Alcuni spunti per cominciare la riflessione
Il 18 settembre 2014 si compiono 150 anni dalla prima stesura del “Sunto del nuovo disegno della società dei Sacri Cuori di Gesù e di Maria per la conversione della Nigrizia proposto alla S. Congregazione di Propaganda Fide da D. Daniele Comboni dell’Ist.to Mazza, 1864”. Come sappiamo, a questa prima edizione, seguirono altre in diverse lingue – italiano, tedesco, francese – con alcune piccole ma significative modifiche. Nella quarta edizione, ad esempio, il titolo è “Piano per la rigenerazione dell’Africa proposto da Don Daniele Comboni, Missionario Apostolico dell’Africa Centrale, Superiore degli Istituti dei Negri in Egitto. Quarta edizione, Verona, Tipografia Vescovile di A. Merlo, 1871. Rigenerazione dell’Africa coll’Africa”.

L’evento del Piano – più che il Piano in sé – rappresenta certamente un momento molto importante nella maturazione del carisma missionario di san Daniele Comboni, carisma che è alla base della nostra chiamata alla missione nella sequela di Gesù Cristo al servizio del Regno del Padre nel mondo. Quell’“andate”, con cui Gesù, nelle parole dell’evangelista Matteo, invia i suoi discepoli nel mondo, come ci ha ricordato di nuovo Papa Francesco, si è concretizzato per noi in “andate in Africa” e, in continuazione carismatica, in “andate ai più poveri e abbandonati”.

Per Comboni, il mandato missionario di Cristo “si fa carne” e storia nell’impegno missionario che prende forma concreta nel Piano, con tutte le sue premesse e le sue conseguenze. Ed è per questo che noi, eredi del carisma comboniano, consideriamo la commemorazione del Piano come un kairòs, un’opportunità di rinnovamento missionario nell’odierno contesto del nostro Istituto in trasformazione, della Chiesa chiamata di nuovo a vivere e a testimoniare la “gioia del Vangelo” e di una società globalizzata e in cerca di un nuovo senso, di nuove relazioni, di nuova vita.
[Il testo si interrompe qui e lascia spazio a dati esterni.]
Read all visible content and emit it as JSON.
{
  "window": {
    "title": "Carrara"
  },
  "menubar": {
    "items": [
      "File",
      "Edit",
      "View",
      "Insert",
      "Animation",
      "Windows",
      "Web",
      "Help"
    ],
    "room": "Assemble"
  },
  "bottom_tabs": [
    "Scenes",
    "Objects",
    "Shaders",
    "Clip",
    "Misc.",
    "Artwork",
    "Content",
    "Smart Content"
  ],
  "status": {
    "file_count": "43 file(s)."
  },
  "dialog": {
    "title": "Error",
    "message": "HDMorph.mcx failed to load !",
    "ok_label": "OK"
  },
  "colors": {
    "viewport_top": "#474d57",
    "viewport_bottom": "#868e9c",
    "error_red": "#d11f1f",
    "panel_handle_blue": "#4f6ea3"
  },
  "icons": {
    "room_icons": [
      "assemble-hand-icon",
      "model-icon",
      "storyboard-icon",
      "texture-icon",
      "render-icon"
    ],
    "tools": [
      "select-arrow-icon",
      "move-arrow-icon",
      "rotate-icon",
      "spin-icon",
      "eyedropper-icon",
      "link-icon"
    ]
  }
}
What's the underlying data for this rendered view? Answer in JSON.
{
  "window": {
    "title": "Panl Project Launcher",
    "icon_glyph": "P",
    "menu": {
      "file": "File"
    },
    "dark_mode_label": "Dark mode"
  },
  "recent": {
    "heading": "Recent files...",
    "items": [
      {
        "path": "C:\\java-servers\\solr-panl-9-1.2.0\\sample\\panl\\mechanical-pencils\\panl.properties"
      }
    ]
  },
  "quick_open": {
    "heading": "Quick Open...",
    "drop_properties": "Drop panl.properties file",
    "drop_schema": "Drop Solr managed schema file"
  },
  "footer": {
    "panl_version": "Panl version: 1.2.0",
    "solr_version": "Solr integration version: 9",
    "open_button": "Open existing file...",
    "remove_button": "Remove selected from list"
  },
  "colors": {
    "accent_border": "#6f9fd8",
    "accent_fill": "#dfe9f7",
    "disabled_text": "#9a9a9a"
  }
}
Guardando al futuro più che al passato, come Consiglio Generale proponiamo a tutto l’Istituto di cogliere l’occasione di questo anniversario per commemorare, riflettere, celebrare e, soprattutto, cercare di imparare da Comboni lo stile e la pratica della pianificazione nella nostra vita apostolica a tutti i livelli. Per raggiungere quest’obiettivo, ognuno di noi, ogni comunità e provincia può mettere in atto delle iniziative opportune. Da parte nostra, come abbiamo fatto negli anni precedenti, stiamo chiedendo ad alcuni confratelli di aiutarci con dei sussidi da inserire in Familia Comboniana per favorire la riflessione personale e comunitaria. Concretamente, abbiamo chiesto sussidi sui seguenti temi: “Il Piano di Comboni e l’importanza della pianificazione pastorale”, “La ministerialità nel Piano”, “Il Piano e l’ecclesialità missionaria”, “Quale spiritualità nel Piano”, “Orizzonti per l’oggi, presenti nel Piano (Piano-Chiesa locale-Missione)”.

In aggiunta a questo, stiamo preparando la celebrazione a Roma, nei prossimi mesi di settembre e ottobre, di due eventi: uno per il pubblico (esterno) e un altro per noi comboniani. Questo secondo è aperto ai comboniani di tutte le provincie che vogliano riflettere insieme sulle emergenze missionarie di oggi e sulle risposte che noi comboniani siamo chiamati a dare, sulle orme del cammino iniziato da Comboni. Speriamo che questo simposio ci aiuti, tra l’altro, a preparare il prossimo Capitolo Generale.

Come vedete, l’idea che proponiamo non è tanto di fare degli studi approfonditi sulla storia del Piano quanto fare di questo anniversario un “tempo opportuno”, che ci aiuti a rispondere alle esigenze missionarie del nostro tempo, come Comboni rispose alle esigenze del suo.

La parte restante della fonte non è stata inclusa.